Thursday, December 11, 2014

Tracks

Skunk tracks in tuff? Badlands National Park
Winter is a good time to work on your tracking. I am not especially skilled. I can generally tell canid from feline, and anything with unexpectedly burly claws on a smallish paw could be a skunk or badger. Those rascals love to dig. I learned most of the little I know from a day long class with a biologist that I took when I was in grad school in North Carolina and the rest from books.

What struck me most was the diversity of wildlife you share a space with but never see. Many creatures are either active at night or are crepuscular, so you are unlikely to stumble upon them on your hike or jog. In the semi-rural piedmont of North Carolina where I took my class, we saw sign of river otters, mink, beavers, foxes, mice, rabbits, house cats, and coyotes. You can get a feel for the lushness of North Carolina's forests from that list.

Shortly afterwards I moved to Nebraska. My regular jogging route was up and down gravel roads. I'd pat the nose of the neighbor horse, and I flushed deer and turkey most mornings. I saw plenty of their tracks, but I also saw coyote, badger, skunk, and, in the western part of the state, antelope. My impression of Nebraska was that it was a sportsman's paradise. They are drowning in game. Between the resident turkey flock (one technical term is 'rafter'; as in 'a rafter of turkeys') and the jumping deer, Nebraska seemed veritably made of meat.

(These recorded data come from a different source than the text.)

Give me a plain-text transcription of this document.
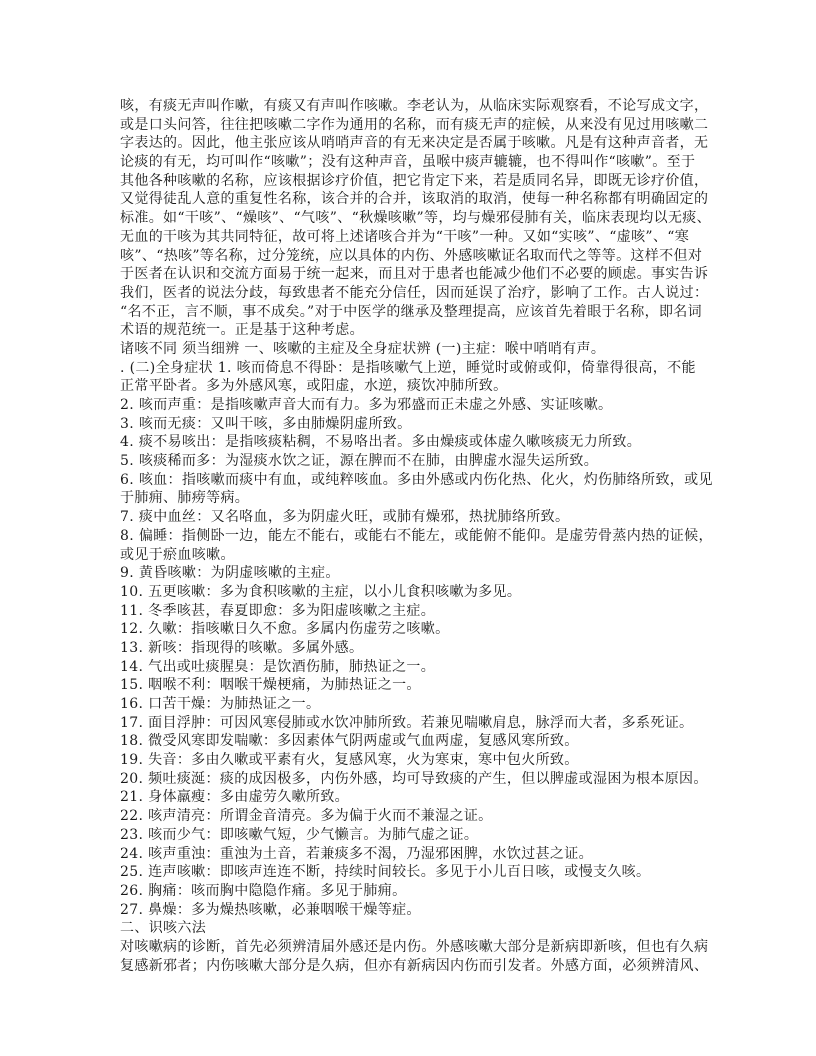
咳，有痰无声叫作嗽，有痰又有声叫作咳嗽。李老认为，从临床实际观察看，不论写成文字，
或是口头问答，往往把咳嗽二字作为通用的名称，而有痰无声的症候，从来没有见过用咳嗽二
字表达的。因此，他主张应该从哨哨声音的有无来决定是否属于咳嗽。凡是有这种声音者，无
论痰的有无，均可叫作“咳嗽”；没有这种声音，虽喉中痰声辘辘，也不得叫作“咳嗽”。至于
其他各种咳嗽的名称，应该根据诊疗价值，把它肯定下来，若是质同名异，即既无诊疗价值，
又觉得徒乱人意的重复性名称，该合并的合并，该取消的取消，使每一种名称都有明确固定的
标准。如“干咳”、“燥咳”、“气咳”、“秋燥咳嗽”等，均与燥邪侵肺有关，临床表现均以无痰、
无血的干咳为其共同特征，故可将上述诸咳合并为“干咳”一种。又如“实咳”、“虚咳”、“寒
咳”、“热咳”等名称，过分笼统，应以具体的内伤、外感咳嗽证名取而代之等等。这样不但对
于医者在认识和交流方面易于统一起来，而且对于患者也能减少他们不必要的顾虑。事实告诉
我们，医者的说法分歧，每致患者不能充分信任，因而延误了治疗，影响了工作。古人说过：
“名不正，言不顺，事不成矣。”对于中医学的继承及整理提高，应该首先着眼于名称，即名词
术语的规范统一。正是基于这种考虑。
诸咳不同 须当细辨 一、咳嗽的主症及全身症状辨 (一)主症：喉中哨哨有声。
. (二)全身症状 1. 咳而倚息不得卧：是指咳嗽气上逆，睡觉时或俯或仰，倚靠得很高，不能
正常平卧者。多为外感风寒，或阳虚，水逆，痰饮冲肺所致。
2. 咳而声重：是指咳嗽声音大而有力。多为邪盛而正未虚之外感、实证咳嗽。
3. 咳而无痰：又叫干咳，多由肺燥阴虚所致。
4. 痰不易咳出：是指咳痰粘稠，不易咯出者。多由燥痰或体虚久嗽咳痰无力所致。
5. 咳痰稀而多：为湿痰水饮之证，源在脾而不在肺，由脾虚水湿失运所致。
6. 咳血：指咳嗽而痰中有血，或纯粹咳血。多由外感或内伤化热、化火，灼伤肺络所致，或见
于肺痈、肺痨等病。
7. 痰中血丝：又名咯血，多为阴虚火旺，或肺有燥邪，热扰肺络所致。
8. 偏睡：指侧卧一边，能左不能右，或能右不能左，或能俯不能仰。是虚劳骨蒸内热的证候，
或见于瘀血咳嗽。
9. 黄昏咳嗽：为阴虚咳嗽的主症。
10. 五更咳嗽：多为食积咳嗽的主症，以小儿食积咳嗽为多见。
11. 冬季咳甚，春夏即愈：多为阳虚咳嗽之主症。
12. 久嗽：指咳嗽日久不愈。多属内伤虚劳之咳嗽。
13. 新咳：指现得的咳嗽。多属外感。
14. 气出或吐痰腥臭：是饮酒伤肺，肺热证之一。
15. 咽喉不利：咽喉干燥梗痛，为肺热证之一。
16. 口苦干燥：为肺热证之一。
17. 面目浮肿：可因风寒侵肺或水饮冲肺所致。若兼见喘嗽肩息，脉浮而大者，多系死证。
18. 微受风寒即发喘嗽：多因素体气阴两虚或气血两虚，复感风寒所致。
19. 失音：多由久嗽或平素有火，复感风寒，火为寒束，寒中包火所致。
20. 频吐痰涎：痰的成因极多，内伤外感，均可导致痰的产生，但以脾虚或湿困为根本原因。
21. 身体羸瘦：多由虚劳久嗽所致。
22. 咳声清亮：所谓金音清亮。多为偏于火而不兼湿之证。
23. 咳而少气：即咳嗽气短，少气懒言。为肺气虚之证。
24. 咳声重浊：重浊为土音，若兼痰多不渴，乃湿邪困脾，水饮过甚之证。
25. 连声咳嗽：即咳声连连不断，持续时间较长。多见于小儿百日咳，或慢支久咳。
26. 胸痛：咳而胸中隐隐作痛。多见于肺痈。
27. 鼻燥：多为燥热咳嗽，必兼咽喉干燥等症。
二、识咳六法
对咳嗽病的诊断，首先必须辨清届外感还是内伤。外感咳嗽大部分是新病即新咳，但也有久病
复感新邪者；内伤咳嗽大部分是久病，但亦有新病因内伤而引发者。外感方面，必须辨清风、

What happened here? Near Paria canyon, UT
Something long dead
(fossil dino tracks)
Tracks and sign can tell you more about a place than you might otherwise sense.  In Utah I saw the marks of desert beetles, lizards, and crows. I also saw the signs of long dead creatures. I was in Utah volunteering as a range technician's assistant, and one of our monitoring locations happened to be near a fossil bed. Dinosaur tracks preserved in ancient mud had been exposed at the surface by erosion.

I was shocked that these fossils didn't have so much as a fence around them. You could walk right up and touch them, or put your feet in the tracks and mimic the dinosaur's gait if so inclined. The location was self-guided, so there wasn't even anyone to stop you from taking a pickaxe to the rock and hauling away a chunk of dino-print. It seems that the people who have trekked out so far have managed to restrain themselves. Let's hope that continues to be the case.

People! Chipped toeholds near Paria Canyon, Utah
Also in Utah, I enjoyed seeing the signs of ancient peoples. These chipped 'toe paths' were pretty common. I took the above picture next to my campsite. These lines seem too perfect to have been caused by erosion, but I'm open to someone else's interpretation.

Raccoon tracks look like children's hand prints (Old Alton Bridge)
I must admit I haven't devoted much time to tracking since I got to Texas. I've been travelling so much for work I've neglected to take all the dreamed of road trips to the western part of the state, where the bare ground shows more evidence of passing creatures. I have seen a few mud prints in the parks around town. Raccoon and fox, nothing too exceptional, but pleasing to see all the same. Raccoon prints look for all the world like a baby pressed their hands into the dirt. Fox prints are smaller and less rectangular in composition than the average canine, but they have the permanently extended claws of their family. Canids leave claw marks in their tracks and cats don't because cats have retractable claws.

I hope to tour a little of the western part of the state over the holidays. I'll certainly takes pictures to document any interesting traces of the resident wildlife that I should come across!